DEAR AMY: I am having trouble communicating with my mom. I moved to California when I was 18 (my parents live in another state), and I started from the bottom and made a name for myself here. I work and usually attend school, but I decided to take a break this semester. I am working full-time and volunteering. When I informed my mom about my plan, she went crazy and told me how everyone knew I would fail and not finish my degree. She doesn't support my feelings or thoughts -- ever -- and always jumps to negative conclusions. I end up ignoring her, and that makes everything worse. Help! How can I calmly talk with my mom so she will hear my side of the story?

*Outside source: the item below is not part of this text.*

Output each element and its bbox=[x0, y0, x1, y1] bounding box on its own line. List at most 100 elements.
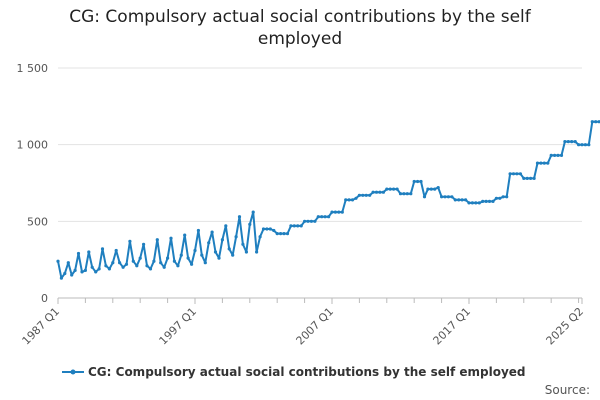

DEAR SAD: It's hard enough to be in charge of your life without being undermined by the voice of doom from home. It is strange how those who think the least of us seem to take up the most space.
Given the situation you describe, you were wise to put a lot of distance between you. The best way for you to be in touch -- and ensure that you calmly have your say -- is textual. You should email her or send a letter.
Keep your statements calm and respectful and focused on how her behavior affects you.
Understand that your mother may never evolve. Coping with your feelings, frustrations and disappointment in her will be a long-term challenge for you.
DEAR AMY: "Ann" said she was fired from her job for chronic lateness. Now she is wondering if she should disclose it in future job interviews. I'm never going to understand people who behave badly, know it, and are actually surprised that there are consequences. That this person would even ask this question shows she has learned nothing.
DEAR DISGUSTED: I thought this was a good question, and my recommendation was she not bring it up but be prepared to discuss it.